Saturday, 5 December 2015

Fact: 20% of British Muslims really sympathise with jihadists

 BBC writes today trying to change something as simple as yes and no to maybe or maybe not?
Seldom we have seen such desperation in print as the following trying
to bend the truth regarding sympathy towards Jihad.

BBC writes: 
Last week, the UK's most popular newspaper, the Sun, ran the headline "1 in 5 Brit Muslims' sympathy for jihadis". Where did that statistic come from and how reliable is it?

The Sun's headline immediately caused a backlash - angry videos of British Muslims disputing the "1 in 5" figure soon appeared on social media and Twitter users took up the hashtag #1in5muslims to make fun of the story. The newspaper regulator, the Independent Press Standards Organisation, received more than 2,600 complaints.
The Sun's figures came from research carried out by polling company Survation, which conducted phone interviews with 1,000 British Muslims after the recent attacks in Paris. One of the questions was: Which of the following statements is closest to your view?

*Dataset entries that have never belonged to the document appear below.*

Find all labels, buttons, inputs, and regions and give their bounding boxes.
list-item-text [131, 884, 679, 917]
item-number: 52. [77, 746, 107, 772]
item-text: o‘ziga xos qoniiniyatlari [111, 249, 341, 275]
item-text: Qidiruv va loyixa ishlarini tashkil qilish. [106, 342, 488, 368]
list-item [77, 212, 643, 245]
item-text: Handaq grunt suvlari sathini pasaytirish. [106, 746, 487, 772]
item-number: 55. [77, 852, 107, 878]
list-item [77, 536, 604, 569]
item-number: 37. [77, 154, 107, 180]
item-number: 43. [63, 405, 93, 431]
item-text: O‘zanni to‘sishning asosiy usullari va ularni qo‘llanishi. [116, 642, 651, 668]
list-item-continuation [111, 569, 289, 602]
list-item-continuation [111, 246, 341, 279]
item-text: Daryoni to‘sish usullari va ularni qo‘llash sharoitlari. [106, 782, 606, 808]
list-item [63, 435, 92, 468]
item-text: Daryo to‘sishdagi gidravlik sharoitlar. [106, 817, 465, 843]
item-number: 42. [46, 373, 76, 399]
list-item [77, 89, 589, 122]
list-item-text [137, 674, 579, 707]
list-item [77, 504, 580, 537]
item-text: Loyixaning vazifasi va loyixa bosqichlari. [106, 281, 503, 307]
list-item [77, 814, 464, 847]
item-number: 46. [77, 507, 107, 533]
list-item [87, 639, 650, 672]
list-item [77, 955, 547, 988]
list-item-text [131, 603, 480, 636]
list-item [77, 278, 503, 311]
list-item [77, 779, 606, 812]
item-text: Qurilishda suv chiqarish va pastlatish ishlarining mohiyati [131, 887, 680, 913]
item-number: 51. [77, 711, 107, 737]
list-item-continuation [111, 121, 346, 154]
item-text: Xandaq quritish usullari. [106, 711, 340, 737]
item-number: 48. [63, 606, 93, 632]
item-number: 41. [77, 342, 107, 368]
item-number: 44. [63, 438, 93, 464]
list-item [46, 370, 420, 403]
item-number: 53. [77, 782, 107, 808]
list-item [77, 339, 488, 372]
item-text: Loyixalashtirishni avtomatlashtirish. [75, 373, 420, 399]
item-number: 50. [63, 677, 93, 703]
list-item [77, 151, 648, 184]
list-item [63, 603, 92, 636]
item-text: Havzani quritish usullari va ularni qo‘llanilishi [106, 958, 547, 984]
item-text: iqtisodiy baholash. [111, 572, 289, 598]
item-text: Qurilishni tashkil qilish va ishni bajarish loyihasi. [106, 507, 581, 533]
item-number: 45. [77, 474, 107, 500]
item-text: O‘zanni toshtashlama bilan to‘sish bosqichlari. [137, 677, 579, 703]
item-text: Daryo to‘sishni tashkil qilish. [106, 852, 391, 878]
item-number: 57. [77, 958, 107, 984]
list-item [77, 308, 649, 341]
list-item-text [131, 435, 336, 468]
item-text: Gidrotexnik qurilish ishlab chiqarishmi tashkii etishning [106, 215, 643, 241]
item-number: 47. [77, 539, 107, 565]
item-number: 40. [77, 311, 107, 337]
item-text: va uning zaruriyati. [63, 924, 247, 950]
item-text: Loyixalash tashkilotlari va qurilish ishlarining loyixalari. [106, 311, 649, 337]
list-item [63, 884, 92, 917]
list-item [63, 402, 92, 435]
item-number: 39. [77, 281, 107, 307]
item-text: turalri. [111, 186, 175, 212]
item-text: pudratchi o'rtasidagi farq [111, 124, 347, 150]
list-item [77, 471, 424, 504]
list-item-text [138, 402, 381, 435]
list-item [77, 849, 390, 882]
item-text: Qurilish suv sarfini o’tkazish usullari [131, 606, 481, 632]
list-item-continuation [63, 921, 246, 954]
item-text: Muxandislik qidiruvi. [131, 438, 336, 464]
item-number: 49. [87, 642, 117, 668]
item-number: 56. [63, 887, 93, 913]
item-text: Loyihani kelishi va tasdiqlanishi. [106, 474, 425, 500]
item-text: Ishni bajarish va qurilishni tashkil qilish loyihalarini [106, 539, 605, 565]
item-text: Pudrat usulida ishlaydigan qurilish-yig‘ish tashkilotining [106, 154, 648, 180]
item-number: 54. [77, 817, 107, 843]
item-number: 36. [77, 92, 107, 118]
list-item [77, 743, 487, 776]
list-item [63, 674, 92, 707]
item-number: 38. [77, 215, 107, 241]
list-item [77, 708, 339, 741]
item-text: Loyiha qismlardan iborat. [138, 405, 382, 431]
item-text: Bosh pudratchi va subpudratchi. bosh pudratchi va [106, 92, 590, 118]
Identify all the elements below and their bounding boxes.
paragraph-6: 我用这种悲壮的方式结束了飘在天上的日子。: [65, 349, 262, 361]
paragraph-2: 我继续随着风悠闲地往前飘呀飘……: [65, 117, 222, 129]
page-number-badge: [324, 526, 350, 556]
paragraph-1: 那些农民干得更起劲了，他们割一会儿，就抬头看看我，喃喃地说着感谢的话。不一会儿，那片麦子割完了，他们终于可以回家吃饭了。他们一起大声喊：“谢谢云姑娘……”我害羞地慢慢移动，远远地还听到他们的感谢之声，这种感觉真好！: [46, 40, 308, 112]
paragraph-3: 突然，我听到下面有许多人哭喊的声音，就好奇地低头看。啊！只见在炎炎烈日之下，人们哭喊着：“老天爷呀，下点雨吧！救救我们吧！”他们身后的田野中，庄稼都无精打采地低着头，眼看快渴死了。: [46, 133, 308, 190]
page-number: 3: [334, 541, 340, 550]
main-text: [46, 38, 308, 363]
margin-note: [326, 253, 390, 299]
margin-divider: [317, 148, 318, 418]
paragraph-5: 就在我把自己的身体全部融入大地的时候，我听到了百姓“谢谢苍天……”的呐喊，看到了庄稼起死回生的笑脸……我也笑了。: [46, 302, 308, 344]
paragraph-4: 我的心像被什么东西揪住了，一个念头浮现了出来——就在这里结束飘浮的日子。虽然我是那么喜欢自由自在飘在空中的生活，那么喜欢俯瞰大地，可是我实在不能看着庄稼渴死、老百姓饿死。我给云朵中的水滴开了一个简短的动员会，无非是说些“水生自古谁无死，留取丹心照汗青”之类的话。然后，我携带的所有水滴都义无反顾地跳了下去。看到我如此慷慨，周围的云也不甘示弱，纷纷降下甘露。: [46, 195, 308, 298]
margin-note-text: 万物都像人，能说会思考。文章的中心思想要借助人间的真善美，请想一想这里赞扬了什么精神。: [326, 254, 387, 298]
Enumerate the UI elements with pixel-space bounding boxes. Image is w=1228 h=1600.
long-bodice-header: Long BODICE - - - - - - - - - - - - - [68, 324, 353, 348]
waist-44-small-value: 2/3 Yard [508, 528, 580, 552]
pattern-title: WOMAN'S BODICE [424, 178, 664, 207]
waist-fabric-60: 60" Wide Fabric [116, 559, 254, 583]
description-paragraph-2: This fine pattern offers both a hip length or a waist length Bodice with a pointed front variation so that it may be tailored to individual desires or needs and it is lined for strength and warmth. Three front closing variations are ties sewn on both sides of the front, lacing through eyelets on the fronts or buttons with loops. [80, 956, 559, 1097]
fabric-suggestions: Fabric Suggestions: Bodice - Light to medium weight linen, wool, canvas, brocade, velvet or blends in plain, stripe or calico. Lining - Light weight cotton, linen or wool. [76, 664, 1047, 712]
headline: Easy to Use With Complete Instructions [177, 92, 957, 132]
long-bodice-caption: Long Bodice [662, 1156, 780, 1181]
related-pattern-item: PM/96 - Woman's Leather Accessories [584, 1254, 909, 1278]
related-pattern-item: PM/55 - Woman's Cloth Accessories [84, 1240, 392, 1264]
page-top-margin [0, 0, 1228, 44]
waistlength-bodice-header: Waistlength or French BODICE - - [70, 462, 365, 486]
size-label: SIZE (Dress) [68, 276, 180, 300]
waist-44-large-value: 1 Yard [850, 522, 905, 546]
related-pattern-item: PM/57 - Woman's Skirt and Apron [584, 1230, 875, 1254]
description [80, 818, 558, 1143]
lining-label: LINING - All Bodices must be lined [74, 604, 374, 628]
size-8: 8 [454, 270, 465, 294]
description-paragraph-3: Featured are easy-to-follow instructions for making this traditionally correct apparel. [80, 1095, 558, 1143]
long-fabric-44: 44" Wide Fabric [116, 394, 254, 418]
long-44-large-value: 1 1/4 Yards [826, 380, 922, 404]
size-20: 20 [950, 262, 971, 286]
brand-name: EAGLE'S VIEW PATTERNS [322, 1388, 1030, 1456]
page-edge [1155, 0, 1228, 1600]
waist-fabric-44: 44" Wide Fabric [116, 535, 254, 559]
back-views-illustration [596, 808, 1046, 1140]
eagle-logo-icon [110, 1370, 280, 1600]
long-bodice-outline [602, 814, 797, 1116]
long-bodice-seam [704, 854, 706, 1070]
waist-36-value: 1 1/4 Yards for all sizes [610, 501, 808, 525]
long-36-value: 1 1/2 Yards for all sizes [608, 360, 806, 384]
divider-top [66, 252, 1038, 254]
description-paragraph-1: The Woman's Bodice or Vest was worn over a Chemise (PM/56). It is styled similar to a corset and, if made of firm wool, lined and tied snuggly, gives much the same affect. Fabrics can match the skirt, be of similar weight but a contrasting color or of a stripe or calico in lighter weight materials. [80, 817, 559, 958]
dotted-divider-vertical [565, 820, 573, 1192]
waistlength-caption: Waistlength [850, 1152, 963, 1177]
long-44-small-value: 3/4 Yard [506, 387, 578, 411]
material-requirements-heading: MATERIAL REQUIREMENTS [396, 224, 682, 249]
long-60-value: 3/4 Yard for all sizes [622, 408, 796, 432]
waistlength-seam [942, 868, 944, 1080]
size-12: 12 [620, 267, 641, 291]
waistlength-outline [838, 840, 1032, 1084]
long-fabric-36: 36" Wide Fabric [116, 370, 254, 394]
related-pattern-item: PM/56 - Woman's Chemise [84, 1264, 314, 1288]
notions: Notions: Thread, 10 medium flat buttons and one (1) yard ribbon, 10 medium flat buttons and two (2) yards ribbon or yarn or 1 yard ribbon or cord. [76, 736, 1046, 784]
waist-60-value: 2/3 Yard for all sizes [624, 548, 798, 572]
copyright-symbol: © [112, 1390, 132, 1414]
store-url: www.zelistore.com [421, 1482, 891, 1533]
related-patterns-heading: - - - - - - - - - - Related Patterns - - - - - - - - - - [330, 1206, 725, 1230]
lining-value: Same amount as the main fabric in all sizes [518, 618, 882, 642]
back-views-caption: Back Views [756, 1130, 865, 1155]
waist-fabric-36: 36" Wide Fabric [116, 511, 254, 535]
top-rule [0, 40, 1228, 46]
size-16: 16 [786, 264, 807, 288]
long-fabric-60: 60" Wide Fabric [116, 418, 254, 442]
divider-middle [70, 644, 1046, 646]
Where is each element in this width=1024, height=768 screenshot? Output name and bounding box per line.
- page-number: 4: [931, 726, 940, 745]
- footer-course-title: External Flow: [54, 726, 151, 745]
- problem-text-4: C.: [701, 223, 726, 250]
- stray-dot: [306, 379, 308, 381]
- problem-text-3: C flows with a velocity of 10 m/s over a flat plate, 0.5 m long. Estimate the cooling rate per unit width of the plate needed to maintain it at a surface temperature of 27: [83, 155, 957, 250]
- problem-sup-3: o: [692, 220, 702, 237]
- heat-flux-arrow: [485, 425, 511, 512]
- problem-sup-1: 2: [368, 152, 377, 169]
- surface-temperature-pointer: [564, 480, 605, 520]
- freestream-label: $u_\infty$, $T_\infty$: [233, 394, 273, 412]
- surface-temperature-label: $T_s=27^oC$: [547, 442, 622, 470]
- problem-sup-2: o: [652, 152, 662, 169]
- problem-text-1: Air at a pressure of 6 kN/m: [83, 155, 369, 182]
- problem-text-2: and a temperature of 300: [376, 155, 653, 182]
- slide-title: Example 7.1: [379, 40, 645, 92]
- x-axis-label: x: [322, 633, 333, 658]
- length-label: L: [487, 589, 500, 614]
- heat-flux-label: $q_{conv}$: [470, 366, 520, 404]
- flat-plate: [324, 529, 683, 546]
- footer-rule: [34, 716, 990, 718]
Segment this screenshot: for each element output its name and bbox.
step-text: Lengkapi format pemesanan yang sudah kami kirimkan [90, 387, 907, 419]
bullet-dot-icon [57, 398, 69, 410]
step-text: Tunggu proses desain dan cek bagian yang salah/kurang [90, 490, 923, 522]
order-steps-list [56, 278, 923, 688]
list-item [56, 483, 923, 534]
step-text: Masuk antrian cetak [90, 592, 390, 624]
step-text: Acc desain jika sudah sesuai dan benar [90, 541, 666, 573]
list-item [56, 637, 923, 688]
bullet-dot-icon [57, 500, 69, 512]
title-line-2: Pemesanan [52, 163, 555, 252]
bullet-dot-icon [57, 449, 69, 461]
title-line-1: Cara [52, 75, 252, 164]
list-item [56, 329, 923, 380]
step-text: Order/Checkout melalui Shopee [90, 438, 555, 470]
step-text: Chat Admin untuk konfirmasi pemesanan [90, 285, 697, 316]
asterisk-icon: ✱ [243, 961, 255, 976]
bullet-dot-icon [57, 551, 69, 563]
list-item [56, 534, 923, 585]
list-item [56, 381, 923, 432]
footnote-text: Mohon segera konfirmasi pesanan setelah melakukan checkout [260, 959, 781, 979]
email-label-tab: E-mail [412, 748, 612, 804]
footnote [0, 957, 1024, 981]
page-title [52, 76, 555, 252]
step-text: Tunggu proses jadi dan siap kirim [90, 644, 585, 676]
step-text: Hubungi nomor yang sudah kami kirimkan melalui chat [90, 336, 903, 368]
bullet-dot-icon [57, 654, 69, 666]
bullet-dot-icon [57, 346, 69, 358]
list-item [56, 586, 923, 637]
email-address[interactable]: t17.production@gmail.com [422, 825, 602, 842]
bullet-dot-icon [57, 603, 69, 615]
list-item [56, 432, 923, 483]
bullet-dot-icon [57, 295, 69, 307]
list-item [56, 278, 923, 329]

- I have a lot of sympathy with young Muslims who leave the UK to join fighters in Syria.
- I have some sympathy with young Muslims who leave the UK to join fighters in Syria.
- I have no sympathy with young Muslims who leave the UK to join fighters in Syria.
- Don't know.

The word "jihadis", which is used in the headline, does not appear in the question. This might be significant because not everyone who travels to Syria is necessarily going to fight for the so-called Islamic State or other militant Islamist groups - some could be going to join rebel groups opposed to IS.
When people answered the question, 4% said they had a lot of sympathy and 14% said they had some sympathy - a total of 19%, which is the figure the Sun used.

Then the transformation attempt and word bending  of t he word Sympathy BBC writing: 

The word "sympathy" is ambiguous and using it casts doubt on the result, says Manchester University's Maria Sobolewska, an expert on polling minority groups.

In the Concise Oxford English Dictionary, the first two definitions of the word are:

Feelings of pity and sorrow for someone else's misfortune.
Understanding between people; common feeling.
"Did [the respondents] simply mean that they felt the situation for Muslims is very hard around the world, with a lot of wars and conflict, and perhaps prejudice in Western Europe, and therefore, this particular person feels some sympathy with how desperation may lead some young people to terrorism?" asks Sobolewska…etc etc …

We ask our self's and you is the word sympathy really so confusing as BBC claims?
Could by any chance the words to be Sympathetic towards something be seen as being against something?

We at SDR are quite certain that you agree with us and The Sun´s news and understanding of the word Sympathy and the underlines that 20% of the UK Muslims actually are sympathetic towards Jihadists!  Fact remains that if it barks like a dog, looks like a dog and wiggles the tail like a dog the it is a with great certainty a dog.